Some peer to peer platforms specialise in financing particular assets (e:g sales invoices, one at a time), others specialise by taking risks (e:g the provision of unsecured lending) that banks are unable to do.

What options do Midven provide?

Venture capital is an excellent alternate route for raising finance and many small businesses are beginning to realise the benefit of the opportunities that it brings. 44% of business owners now say they would be willing to issue equity in return for financial support (up from a figure of just 12% in 2013). Midven provides equity finance to SMEs and currently has two venture capital funds which are actively seeking investment opportunities: the Greater Birmingham Enterprise Investment Scheme Fund (GB EIS Fund) and the Midlands Engine Investment Fund (MEIF).

GB EIS Fund

The tax incentivised EIS scheme is a key route of finance for SMEs looking for investment. Since its inception in 1994, EIS has raised over £20 billion from individuals, and funded just shy of 30,000 companies.

With the majority of investment (62%) taking place in London and the South East, the GB EIS fund was established with the aim of utilising Midvens’ unique market position, in-depth regional knowledge and investing experience to exploit the untapped potential of the West Midlands region. As the city with the highest start-up to population ratio, there are increasing numbers of opportunities, and with an entry point of £20,000, the fund will give more individuals access to the option of supporting the fantastic range of small businesses that exist in the Midlands region.

MEIF WM

Alongside the GB EIS fund, Midven also operates the £35 million MEIF West Midlands Equity Fund.

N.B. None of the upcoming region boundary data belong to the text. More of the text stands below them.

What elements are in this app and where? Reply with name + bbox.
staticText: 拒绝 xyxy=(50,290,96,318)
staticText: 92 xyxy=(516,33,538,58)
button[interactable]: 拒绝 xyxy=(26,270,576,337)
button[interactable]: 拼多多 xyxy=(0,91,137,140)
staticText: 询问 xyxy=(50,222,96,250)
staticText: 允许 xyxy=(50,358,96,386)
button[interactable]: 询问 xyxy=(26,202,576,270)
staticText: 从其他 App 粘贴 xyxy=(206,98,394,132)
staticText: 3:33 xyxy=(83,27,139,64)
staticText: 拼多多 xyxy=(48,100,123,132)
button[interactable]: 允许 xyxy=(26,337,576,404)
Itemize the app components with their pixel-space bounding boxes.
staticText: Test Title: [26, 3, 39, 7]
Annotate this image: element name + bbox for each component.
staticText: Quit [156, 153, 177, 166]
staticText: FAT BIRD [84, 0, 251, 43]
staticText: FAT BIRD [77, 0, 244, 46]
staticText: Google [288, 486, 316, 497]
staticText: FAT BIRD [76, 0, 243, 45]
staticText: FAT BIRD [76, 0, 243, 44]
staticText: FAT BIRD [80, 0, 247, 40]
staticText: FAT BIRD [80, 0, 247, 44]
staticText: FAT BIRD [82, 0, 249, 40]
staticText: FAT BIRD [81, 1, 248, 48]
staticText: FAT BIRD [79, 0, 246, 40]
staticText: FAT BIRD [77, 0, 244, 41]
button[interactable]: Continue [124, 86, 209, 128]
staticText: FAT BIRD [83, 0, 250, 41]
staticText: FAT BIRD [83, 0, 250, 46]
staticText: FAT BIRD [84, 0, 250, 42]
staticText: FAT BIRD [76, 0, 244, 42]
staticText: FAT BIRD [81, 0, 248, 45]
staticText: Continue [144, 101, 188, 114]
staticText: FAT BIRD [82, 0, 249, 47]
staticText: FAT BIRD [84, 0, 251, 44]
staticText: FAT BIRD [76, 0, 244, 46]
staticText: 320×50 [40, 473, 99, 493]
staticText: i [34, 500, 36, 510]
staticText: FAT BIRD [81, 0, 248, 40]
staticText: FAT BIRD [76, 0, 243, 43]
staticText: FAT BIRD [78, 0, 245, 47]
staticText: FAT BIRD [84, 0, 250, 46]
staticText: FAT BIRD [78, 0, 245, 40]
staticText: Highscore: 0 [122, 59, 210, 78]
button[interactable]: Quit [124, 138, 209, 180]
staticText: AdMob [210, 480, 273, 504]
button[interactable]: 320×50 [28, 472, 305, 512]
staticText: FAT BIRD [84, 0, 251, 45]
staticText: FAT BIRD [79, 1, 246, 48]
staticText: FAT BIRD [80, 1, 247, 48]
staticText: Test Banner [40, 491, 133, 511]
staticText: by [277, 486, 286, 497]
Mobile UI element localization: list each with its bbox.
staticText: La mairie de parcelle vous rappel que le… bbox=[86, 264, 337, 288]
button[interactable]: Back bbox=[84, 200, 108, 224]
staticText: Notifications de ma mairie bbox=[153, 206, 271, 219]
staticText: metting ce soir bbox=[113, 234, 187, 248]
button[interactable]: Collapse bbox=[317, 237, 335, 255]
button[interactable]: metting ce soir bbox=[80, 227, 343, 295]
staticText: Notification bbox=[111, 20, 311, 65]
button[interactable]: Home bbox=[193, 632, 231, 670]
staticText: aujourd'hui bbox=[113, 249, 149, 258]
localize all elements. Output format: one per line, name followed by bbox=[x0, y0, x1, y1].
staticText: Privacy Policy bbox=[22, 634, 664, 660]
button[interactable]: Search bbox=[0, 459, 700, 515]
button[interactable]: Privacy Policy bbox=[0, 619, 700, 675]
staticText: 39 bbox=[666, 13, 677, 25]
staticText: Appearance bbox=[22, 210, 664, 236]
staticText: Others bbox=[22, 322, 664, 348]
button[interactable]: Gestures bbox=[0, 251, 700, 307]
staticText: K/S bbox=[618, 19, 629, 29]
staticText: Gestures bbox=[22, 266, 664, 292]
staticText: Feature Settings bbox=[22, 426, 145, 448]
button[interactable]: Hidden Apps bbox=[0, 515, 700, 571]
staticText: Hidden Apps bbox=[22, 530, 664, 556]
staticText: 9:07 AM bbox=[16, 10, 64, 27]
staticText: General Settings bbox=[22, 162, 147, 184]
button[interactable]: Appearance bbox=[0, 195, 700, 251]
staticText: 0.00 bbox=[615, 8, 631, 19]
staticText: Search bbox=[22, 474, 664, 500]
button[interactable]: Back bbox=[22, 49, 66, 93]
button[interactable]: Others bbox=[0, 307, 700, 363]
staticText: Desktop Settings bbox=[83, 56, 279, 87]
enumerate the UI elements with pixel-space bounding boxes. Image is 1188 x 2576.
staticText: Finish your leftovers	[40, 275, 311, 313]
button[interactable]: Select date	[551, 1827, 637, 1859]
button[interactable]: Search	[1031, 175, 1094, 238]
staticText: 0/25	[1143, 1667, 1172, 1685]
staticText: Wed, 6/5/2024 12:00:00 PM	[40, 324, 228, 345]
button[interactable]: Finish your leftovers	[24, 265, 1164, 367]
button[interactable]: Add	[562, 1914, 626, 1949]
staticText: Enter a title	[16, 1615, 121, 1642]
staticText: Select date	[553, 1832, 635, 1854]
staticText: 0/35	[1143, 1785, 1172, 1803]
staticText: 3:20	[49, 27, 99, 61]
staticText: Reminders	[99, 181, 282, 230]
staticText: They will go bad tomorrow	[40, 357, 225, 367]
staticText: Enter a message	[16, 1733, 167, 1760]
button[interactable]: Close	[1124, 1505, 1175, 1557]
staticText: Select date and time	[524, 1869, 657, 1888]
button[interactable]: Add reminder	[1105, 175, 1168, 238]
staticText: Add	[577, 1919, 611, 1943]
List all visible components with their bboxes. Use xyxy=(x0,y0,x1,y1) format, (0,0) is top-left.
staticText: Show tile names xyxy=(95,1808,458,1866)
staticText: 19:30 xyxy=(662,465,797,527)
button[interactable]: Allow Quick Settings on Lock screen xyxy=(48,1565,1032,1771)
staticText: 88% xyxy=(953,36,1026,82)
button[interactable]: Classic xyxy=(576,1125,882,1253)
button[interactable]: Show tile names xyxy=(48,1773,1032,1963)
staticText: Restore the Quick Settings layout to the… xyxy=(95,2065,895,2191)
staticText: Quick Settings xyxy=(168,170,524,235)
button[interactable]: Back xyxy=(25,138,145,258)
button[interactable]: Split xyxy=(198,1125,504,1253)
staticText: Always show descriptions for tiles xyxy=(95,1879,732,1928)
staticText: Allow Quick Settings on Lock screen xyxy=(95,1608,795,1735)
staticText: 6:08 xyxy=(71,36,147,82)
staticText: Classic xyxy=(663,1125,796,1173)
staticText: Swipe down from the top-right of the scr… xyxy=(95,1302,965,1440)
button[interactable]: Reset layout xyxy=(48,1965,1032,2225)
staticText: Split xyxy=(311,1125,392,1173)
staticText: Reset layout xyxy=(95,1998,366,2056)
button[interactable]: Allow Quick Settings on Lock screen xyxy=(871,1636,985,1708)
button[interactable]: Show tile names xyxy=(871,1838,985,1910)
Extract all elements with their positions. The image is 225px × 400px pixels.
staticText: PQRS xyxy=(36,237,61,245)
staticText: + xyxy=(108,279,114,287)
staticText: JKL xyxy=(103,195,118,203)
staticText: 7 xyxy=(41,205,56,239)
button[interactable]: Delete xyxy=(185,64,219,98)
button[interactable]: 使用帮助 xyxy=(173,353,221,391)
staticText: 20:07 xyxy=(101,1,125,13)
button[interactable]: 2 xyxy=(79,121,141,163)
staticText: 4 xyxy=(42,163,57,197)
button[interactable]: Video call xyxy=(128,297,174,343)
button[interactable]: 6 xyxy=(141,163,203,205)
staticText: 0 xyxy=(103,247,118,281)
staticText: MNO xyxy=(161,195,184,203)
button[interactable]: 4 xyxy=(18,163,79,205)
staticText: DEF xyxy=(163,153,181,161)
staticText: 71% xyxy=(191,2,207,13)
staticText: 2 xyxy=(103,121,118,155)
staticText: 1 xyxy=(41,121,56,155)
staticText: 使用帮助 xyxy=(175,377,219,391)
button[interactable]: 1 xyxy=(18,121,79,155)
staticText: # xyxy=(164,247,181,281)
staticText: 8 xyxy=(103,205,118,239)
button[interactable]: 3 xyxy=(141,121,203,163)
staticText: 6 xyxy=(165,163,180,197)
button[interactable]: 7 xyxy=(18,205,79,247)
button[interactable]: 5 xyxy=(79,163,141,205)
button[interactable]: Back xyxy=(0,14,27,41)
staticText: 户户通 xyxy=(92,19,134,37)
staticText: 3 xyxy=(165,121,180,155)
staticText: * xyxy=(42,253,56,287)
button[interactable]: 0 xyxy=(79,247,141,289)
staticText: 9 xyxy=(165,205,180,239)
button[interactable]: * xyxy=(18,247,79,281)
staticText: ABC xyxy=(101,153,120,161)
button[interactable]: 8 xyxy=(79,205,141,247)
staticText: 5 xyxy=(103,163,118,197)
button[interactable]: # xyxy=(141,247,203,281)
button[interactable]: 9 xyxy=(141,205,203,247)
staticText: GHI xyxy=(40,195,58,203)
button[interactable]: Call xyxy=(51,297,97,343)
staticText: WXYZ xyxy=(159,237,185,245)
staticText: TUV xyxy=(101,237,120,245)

MEIF WM is a widely publicised fund both regionally and nationally and aims to spread awareness of the equity finance available to SMEs in the West Midlands. Having currently invested over £6 million into 15 different portfolio companies, the fund is always looking for established businesses with ambitious plans and high growth potential.

Conclusion

The health and wealth of SMEs directly affects the state of the UK economy. SMEs make up around 98% of businesses in the UK private sector and contribute £1.9 trillion each year towards the economy of the UK. Furthermore, the sector accounts for the employment of around 16 million people in the UK. A system lacking in the appropriate level of Alternative Finance would see wide-ranging detrimental effects. Thankfully, whilst the disparity associated with high-street bank loans has increased, the amount of Alternative Finance available has continued to increase year-on-year, bridging the gap and ensuring the continued growth of the UK as an epicentre for start-ups.